Functional anatomy of T cell activation and synapse formation

Abstract

T cell activation and function require a structured engagement of antigen-presenting cells. These cell contacts are characterized by two distinct dynamics in vivo: transient contacts resulting from promigratory junctions called immunological kinapses or prolonged contacts from stable junctions called immunological synapses. Kinapses operate in the steady state to allow referencing to self-peptide-MHC (pMHC) and searching for pathogen-derived pMHC. Synapses are induced by T cell receptor (TCR) interactions with agonist pMHC under specific conditions and correlate with robust immune responses that generate effector and memory T cells. High-resolution imaging has revealed that the synapse is highly coordinated, integrating cell adhesion, TCR recognition of pMHC complexes, and an array of activating and inhibitory ligands to promote or prevent T cell signaling. In this review, we examine the molecular components, geometry, and timing underlying kinapses and synapses. We integrate recent molecular and physiological data to provide a synthesis and suggest ways forward.

Figure 1

Receptor-ligand kinetics in solution versus membranes. In theory, dissociation constants (Kd) for bound ligands in solution are calculated based on dissociation occurring in 3-D space, with six degrees of freedom. However, some of these receptor-ligand interactions occur when two opposed cell membranes (or in this case, cell membrane and artificial lipid bilayer) are interacting. Under these circumstances, ligands are confined to 2-D translation and 1-D rotation, which may stabilize and prolong these interactions.
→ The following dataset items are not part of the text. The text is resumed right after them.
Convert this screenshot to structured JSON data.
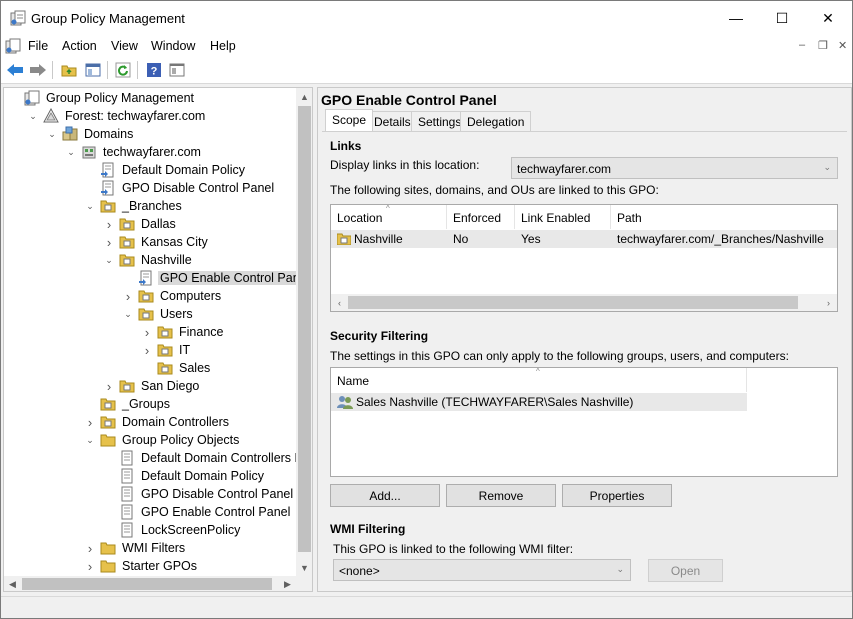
{
  "window": {
    "title": "Group Policy Management",
    "controls": {
      "minimize": "—",
      "maximize": "☐",
      "close": "✕"
    }
  },
  "menubar": {
    "items": [
      "File",
      "Action",
      "View",
      "Window",
      "Help"
    ],
    "mdi": {
      "minimize": "–",
      "restore": "❐",
      "close": "✕"
    }
  },
  "toolbar": {
    "buttons": [
      "back-icon",
      "forward-icon",
      "up-folder-icon",
      "show-hide-tree-icon",
      "refresh-icon",
      "help-icon",
      "properties-icon"
    ]
  },
  "tree": {
    "items": [
      {
        "label": "Group Policy Management",
        "icon": "gpm-icon",
        "depth": 0,
        "expand": ""
      },
      {
        "label": "Forest: techwayfarer.com",
        "icon": "forest-icon",
        "depth": 1,
        "expand": "v"
      },
      {
        "label": "Domains",
        "icon": "domains-icon",
        "depth": 2,
        "expand": "v"
      },
      {
        "label": "techwayfarer.com",
        "icon": "domain-icon",
        "depth": 3,
        "expand": "v"
      },
      {
        "label": "Default Domain Policy",
        "icon": "gpo-link-icon",
        "depth": 4,
        "expand": ""
      },
      {
        "label": "GPO Disable Control Panel",
        "icon": "gpo-link-icon",
        "depth": 4,
        "expand": ""
      },
      {
        "label": "_Branches",
        "icon": "ou-icon",
        "depth": 4,
        "expand": "v"
      },
      {
        "label": "Dallas",
        "icon": "ou-icon",
        "depth": 5,
        "expand": ">"
      },
      {
        "label": "Kansas City",
        "icon": "ou-icon",
        "depth": 5,
        "expand": ">"
      },
      {
        "label": "Nashville",
        "icon": "ou-icon",
        "depth": 5,
        "expand": "v"
      },
      {
        "label": "GPO Enable Control Panel",
        "icon": "gpo-link-icon",
        "depth": 6,
        "expand": "",
        "selected": true
      },
      {
        "label": "Computers",
        "icon": "ou-icon",
        "depth": 6,
        "expand": ">"
      },
      {
        "label": "Users",
        "icon": "ou-icon",
        "depth": 6,
        "expand": "v"
      },
      {
        "label": "Finance",
        "icon": "ou-icon",
        "depth": 7,
        "expand": ">"
      },
      {
        "label": "IT",
        "icon": "ou-icon",
        "depth": 7,
        "expand": ">"
      },
      {
        "label": "Sales",
        "icon": "ou-icon",
        "depth": 7,
        "expand": ""
      },
      {
        "label": "San Diego",
        "icon": "ou-icon",
        "depth": 5,
        "expand": ">"
      },
      {
        "label": "_Groups",
        "icon": "ou-icon",
        "depth": 4,
        "expand": ""
      },
      {
        "label": "Domain Controllers",
        "icon": "ou-icon",
        "depth": 4,
        "expand": ">"
      },
      {
        "label": "Group Policy Objects",
        "icon": "folder-icon",
        "depth": 4,
        "expand": "v"
      },
      {
        "label": "Default Domain Controllers Policy",
        "icon": "gpo-icon",
        "depth": 5,
        "expand": ""
      },
      {
        "label": "Default Domain Policy",
        "icon": "gpo-icon",
        "depth": 5,
        "expand": ""
      },
      {
        "label": "GPO Disable Control Panel",
        "icon": "gpo-icon",
        "depth": 5,
        "expand": ""
      },
      {
        "label": "GPO Enable Control Panel",
        "icon": "gpo-icon",
        "depth": 5,
        "expand": ""
      },
      {
        "label": "LockScreenPolicy",
        "icon": "gpo-icon",
        "depth": 5,
        "expand": ""
      },
      {
        "label": "WMI Filters",
        "icon": "folder-icon",
        "depth": 4,
        "expand": ">"
      },
      {
        "label": "Starter GPOs",
        "icon": "folder-icon",
        "depth": 4,
        "expand": ">"
      }
    ]
  },
  "details": {
    "title": "GPO Enable Control Panel",
    "tabs": [
      "Scope",
      "Details",
      "Settings",
      "Delegation"
    ],
    "links": {
      "header": "Links",
      "display_label": "Display links in this location:",
      "location_value": "techwayfarer.com",
      "description": "The following sites, domains, and OUs are linked to this GPO:",
      "columns": [
        "Location",
        "Enforced",
        "Link Enabled",
        "Path"
      ],
      "rows": [
        {
          "location": "Nashville",
          "enforced": "No",
          "link_enabled": "Yes",
          "path": "techwayfarer.com/_Branches/Nashville"
        }
      ]
    },
    "security": {
      "header": "Security Filtering",
      "description": "The settings in this GPO can only apply to the following groups, users, and computers:",
      "columns": [
        "Name"
      ],
      "rows": [
        {
          "name": "Sales Nashville (TECHWAYFARER\\Sales Nashville)"
        }
      ],
      "buttons": {
        "add": "Add...",
        "remove": "Remove",
        "properties": "Properties"
      }
    },
    "wmi": {
      "header": "WMI Filtering",
      "description": "This GPO is linked to the following WMI filter:",
      "filter_value": "<none>",
      "open_button": "Open"
    }
  }
}
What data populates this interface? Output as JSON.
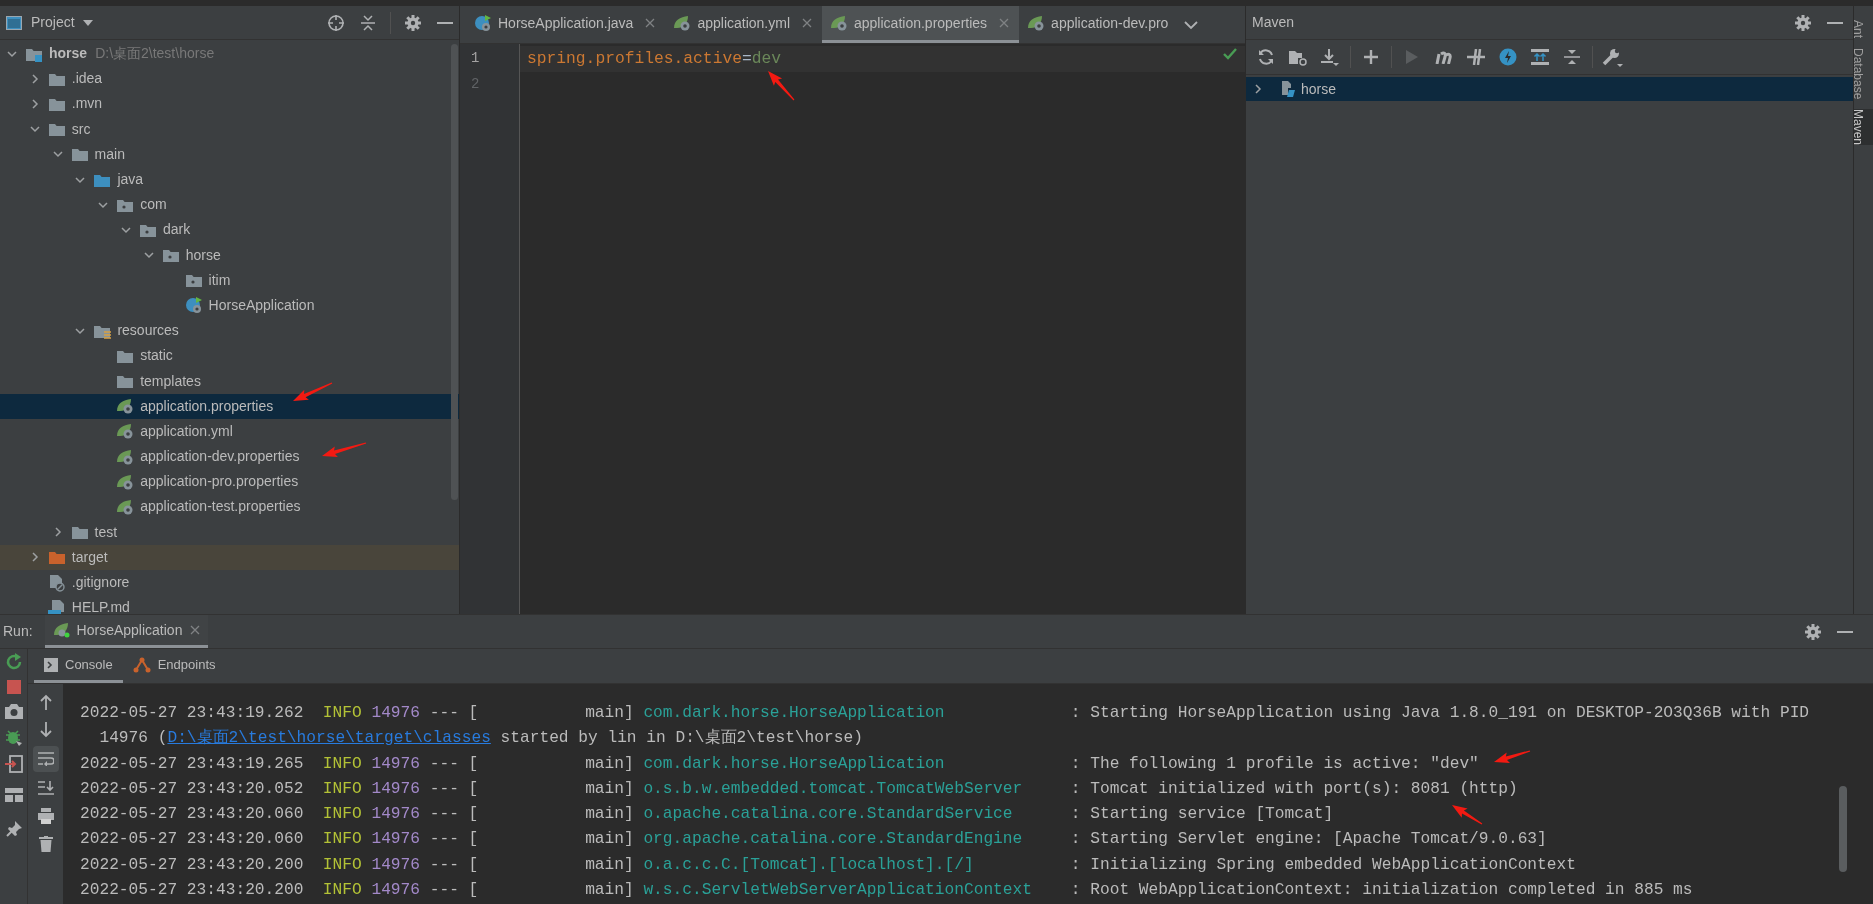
{
  "project_panel": {
    "title": "Project",
    "tree": [
      {
        "label": "horse",
        "path": "D:\\桌面2\\test\\horse",
        "kind": "module",
        "expanded": true,
        "selected": false,
        "children": [
          {
            "label": ".idea",
            "kind": "folder",
            "expanded": false,
            "selected": false
          },
          {
            "label": ".mvn",
            "kind": "folder",
            "expanded": false,
            "selected": false
          },
          {
            "label": "src",
            "kind": "folder",
            "expanded": true,
            "selected": false,
            "children": [
              {
                "label": "main",
                "kind": "folder",
                "expanded": true,
                "selected": false,
                "children": [
                  {
                    "label": "java",
                    "kind": "source-folder",
                    "expanded": true,
                    "selected": false,
                    "children": [
                      {
                        "label": "com",
                        "kind": "package",
                        "expanded": true,
                        "selected": false,
                        "children": [
                          {
                            "label": "dark",
                            "kind": "package",
                            "expanded": true,
                            "selected": false,
                            "children": [
                              {
                                "label": "horse",
                                "kind": "package",
                                "expanded": true,
                                "selected": false,
                                "children": [
                                  {
                                    "label": "itim",
                                    "kind": "package",
                                    "selected": false
                                  },
                                  {
                                    "label": "HorseApplication",
                                    "kind": "spring-boot-class",
                                    "selected": false
                                  }
                                ]
                              }
                            ]
                          }
                        ]
                      }
                    ]
                  },
                  {
                    "label": "resources",
                    "kind": "resources-folder",
                    "expanded": true,
                    "selected": false,
                    "children": [
                      {
                        "label": "static",
                        "kind": "folder",
                        "selected": false
                      },
                      {
                        "label": "templates",
                        "kind": "folder",
                        "selected": false
                      },
                      {
                        "label": "application.properties",
                        "kind": "spring-config",
                        "selected": true
                      },
                      {
                        "label": "application.yml",
                        "kind": "spring-config",
                        "selected": false
                      },
                      {
                        "label": "application-dev.properties",
                        "kind": "spring-config",
                        "selected": false
                      },
                      {
                        "label": "application-pro.properties",
                        "kind": "spring-config",
                        "selected": false
                      },
                      {
                        "label": "application-test.properties",
                        "kind": "spring-config",
                        "selected": false
                      }
                    ]
                  }
                ]
              },
              {
                "label": "test",
                "kind": "folder",
                "expanded": false,
                "selected": false
              }
            ]
          },
          {
            "label": "target",
            "kind": "excluded-folder",
            "expanded": false,
            "selected": false
          },
          {
            "label": ".gitignore",
            "kind": "gitignore",
            "selected": false
          },
          {
            "label": "HELP.md",
            "kind": "markdown",
            "selected": false
          }
        ]
      }
    ]
  },
  "editor": {
    "tabs": [
      {
        "label": "HorseApplication.java",
        "kind": "spring-boot-class",
        "selected": false,
        "closable": true
      },
      {
        "label": "application.yml",
        "kind": "spring-config",
        "selected": false,
        "closable": true
      },
      {
        "label": "application.properties",
        "kind": "spring-config",
        "selected": true,
        "closable": true
      },
      {
        "label": "application-dev.pro",
        "kind": "spring-config",
        "selected": false,
        "closable": false
      }
    ],
    "lines": [
      {
        "number": "1",
        "current": true,
        "tokens": [
          {
            "kind": "key",
            "text": "spring.profiles.active"
          },
          {
            "kind": "operator",
            "text": "="
          },
          {
            "kind": "value",
            "text": "dev"
          }
        ]
      },
      {
        "number": "2",
        "current": false
      }
    ]
  },
  "maven_panel": {
    "title": "Maven",
    "projects": [
      {
        "label": "horse",
        "expanded": false,
        "selected": true
      }
    ]
  },
  "side_stripe": [
    {
      "label": "Ant",
      "selected": false
    },
    {
      "label": "Database",
      "selected": false
    },
    {
      "label": "Maven",
      "selected": true
    }
  ],
  "run_panel": {
    "label": "Run:",
    "tabs": [
      {
        "label": "HorseApplication",
        "selected": true
      }
    ],
    "subtabs": [
      {
        "label": "Console",
        "kind": "console",
        "selected": true
      },
      {
        "label": "Endpoints",
        "kind": "endpoints",
        "selected": false
      }
    ],
    "soft_wrap": true,
    "console_lines": [
      {
        "kind": "log",
        "time": "2022-05-27 23:43:19.262",
        "level": "INFO",
        "pid": "14976",
        "thread": "--- [           main]",
        "logger": "com.dark.horse.HorseApplication",
        "message": ": Starting HorseApplication using Java 1.8.0_191 on DESKTOP-2O3Q36B with PID"
      },
      {
        "kind": "continuation",
        "before": "14976 (",
        "link": "D:\\桌面2\\test\\horse\\target\\classes",
        "after": " started by lin in D:\\桌面2\\test\\horse)"
      },
      {
        "kind": "log",
        "time": "2022-05-27 23:43:19.265",
        "level": "INFO",
        "pid": "14976",
        "thread": "--- [           main]",
        "logger": "com.dark.horse.HorseApplication",
        "message": ": The following 1 profile is active: \"dev\""
      },
      {
        "kind": "log",
        "time": "2022-05-27 23:43:20.052",
        "level": "INFO",
        "pid": "14976",
        "thread": "--- [           main]",
        "logger": "o.s.b.w.embedded.tomcat.TomcatWebServer",
        "message": ": Tomcat initialized with port(s): 8081 (http)"
      },
      {
        "kind": "log",
        "time": "2022-05-27 23:43:20.060",
        "level": "INFO",
        "pid": "14976",
        "thread": "--- [           main]",
        "logger": "o.apache.catalina.core.StandardService",
        "message": ": Starting service [Tomcat]"
      },
      {
        "kind": "log",
        "time": "2022-05-27 23:43:20.060",
        "level": "INFO",
        "pid": "14976",
        "thread": "--- [           main]",
        "logger": "org.apache.catalina.core.StandardEngine",
        "message": ": Starting Servlet engine: [Apache Tomcat/9.0.63]"
      },
      {
        "kind": "log",
        "time": "2022-05-27 23:43:20.200",
        "level": "INFO",
        "pid": "14976",
        "thread": "--- [           main]",
        "logger": "o.a.c.c.C.[Tomcat].[localhost].[/]",
        "message": ": Initializing Spring embedded WebApplicationContext"
      },
      {
        "kind": "log",
        "time": "2022-05-27 23:43:20.200",
        "level": "INFO",
        "pid": "14976",
        "thread": "--- [           main]",
        "logger": "w.s.c.ServletWebServerApplicationContext",
        "message": ": Root WebApplicationContext: initialization completed in 885 ms"
      }
    ]
  }
}
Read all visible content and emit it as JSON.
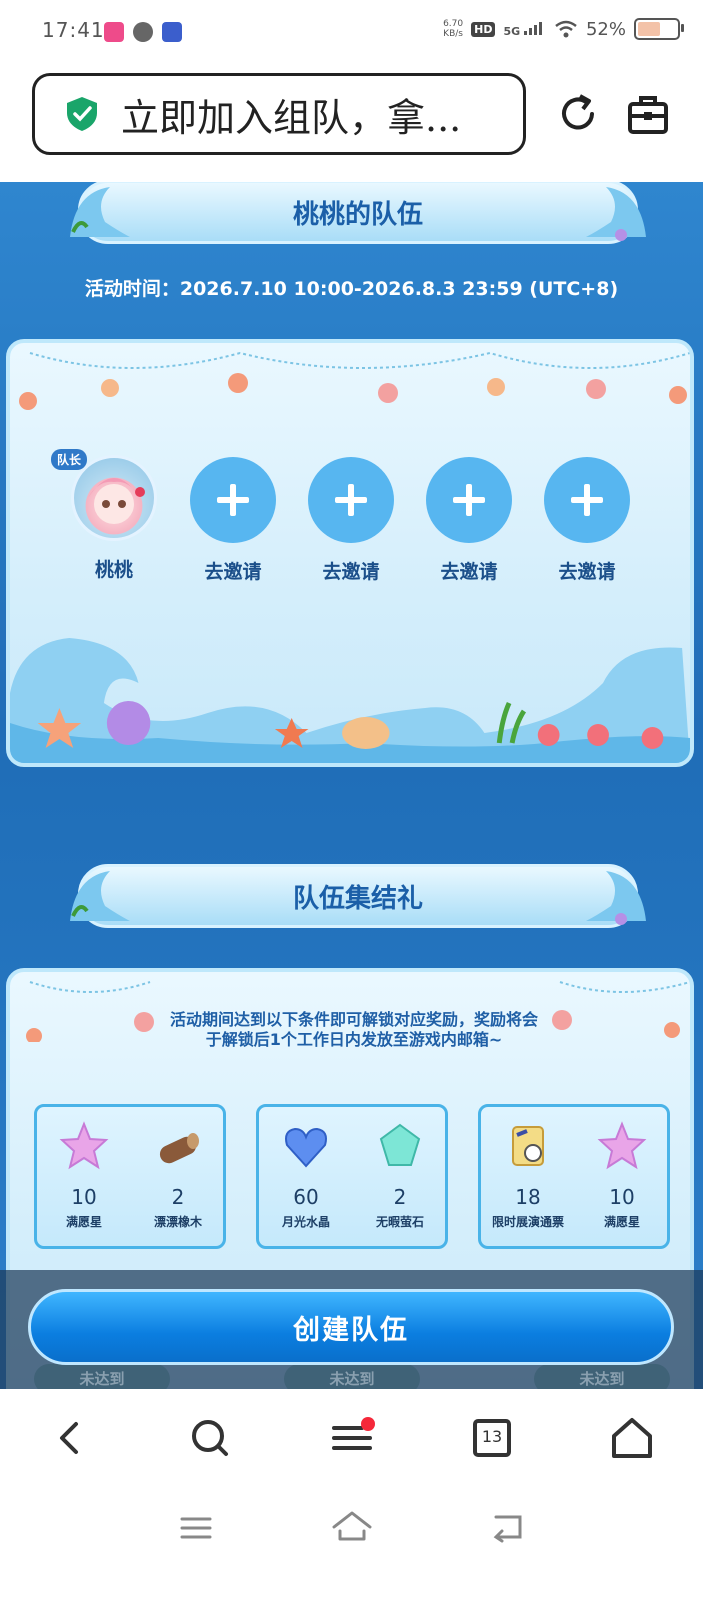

Also, rebinding by cis-receptors (such as clustered TCR) can further trap ligands and generate longer binding than would be predicted in solution.

Figure 2

Spatiotemporal map of synapse formation. Side and en face views of the T cell as it engages an APC. The migrating cell has a polarized cell body with actin polymerization at the leading edge and myosin contraction at the uropod. The membrane topology in the migrating cell is poorly understood. The early/immature synapse has symmetrical actin polymerization radiating outward from the center along the perimeter of the contact surface and cytoskeletal contractions through myosin radially inward to the center. The early synapse only contains microclusters, and after a few minutes these accumulate and form the cSMAC.